L’origine du nom viendrait donc Saint Aelwod forme proche de Saint Ethelwod, évêque de Lindisfarne mort en 740. « Saint Ethelwood était au témoignage de l’histoire un docteur en la science de l’Ecriture sainte et un prédicateur remarquable. Sa parole éclairait et touchait les âmes : c’était une semence de vertus qui dut produire partout d’abondantes moissons spirituelles ». « Les relations, probablement établies entre l’église de Lindisfarne et l’Armorique par suite de l’émigration en Armorique d’Ivi, diacre de Lindisfarne, peuvent dans une certaine mesure expliquer l’importation en Bretagne armoricaine du culte d’un évêque de Lindisfarne ».
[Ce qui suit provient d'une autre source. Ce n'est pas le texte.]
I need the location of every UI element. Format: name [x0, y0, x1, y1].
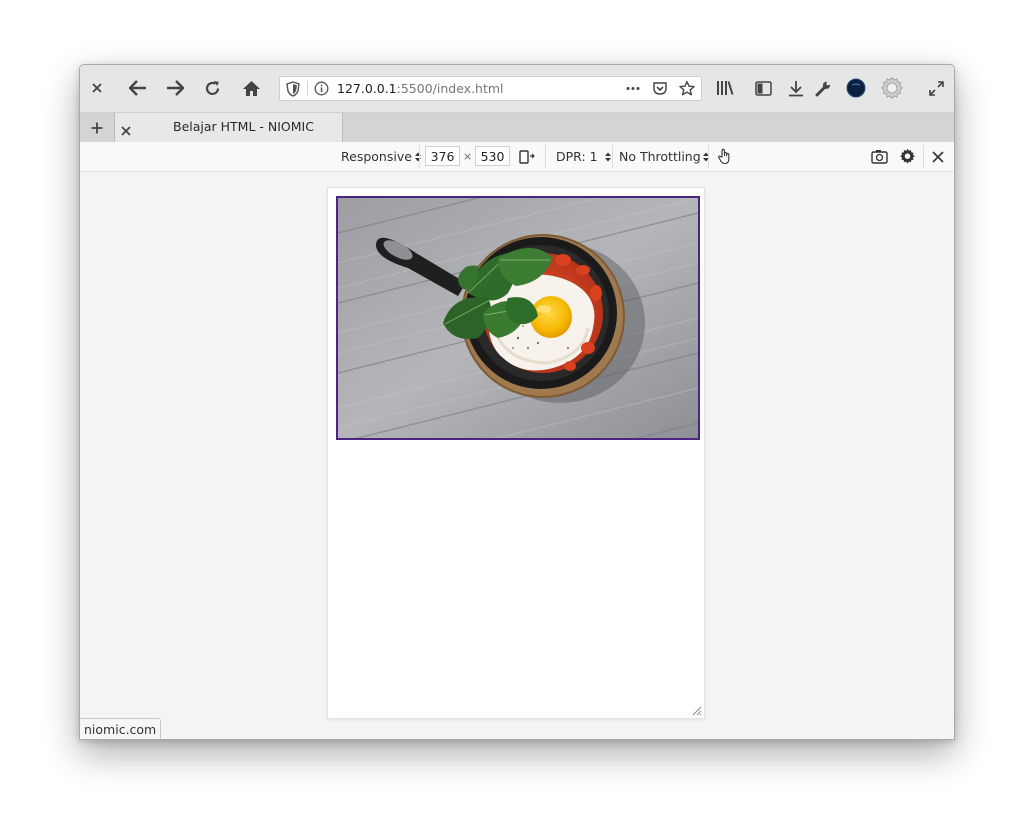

En revanche la légende locale raconte que le Saint habitait le manoir du Cleyo et allait à l’école à Rieux, qu’il vécut ensuite en ermite.
Par la suite, le nom de la commune n’a cessé d’évoluer Saint-Elmod en 1287, Saint-Elvoy avec une première apparition en 1593 puis Saint-Deloy et enfin Saint-Dolay à partir du 17e siècle.
Sources : Le Mené Jean Marie, L’histoire des paroisses du diocèse de Vannes, 1891. Maitre Léon, L’ancienne baronnie de la Roche-Bernard, 1893. Le Gouvello Hippolyte, Les Saints inconnus Saint Dolay ou Elvoy dans la Revue morbihannaise, 1892
L'union sportive dolaysienne (USD)
Le 18 octobre 1938, "il est fondé à Saint-Dolay sous le nom de l'Union Sportive Dolaysienne, une société ayant pour but de resserrer les liens de camaraderie entre ses membres et de leur facilité la pratique des sports..." ainsi est créé le premier club de football dolaysien. Son premier président se nomme Frédéric Mercier, il est charcutier. L'USD cesse d'exister en 1965 en fusionnant avec la "Jeanne d'Arc" pour devenir l'amicale dolaysienne.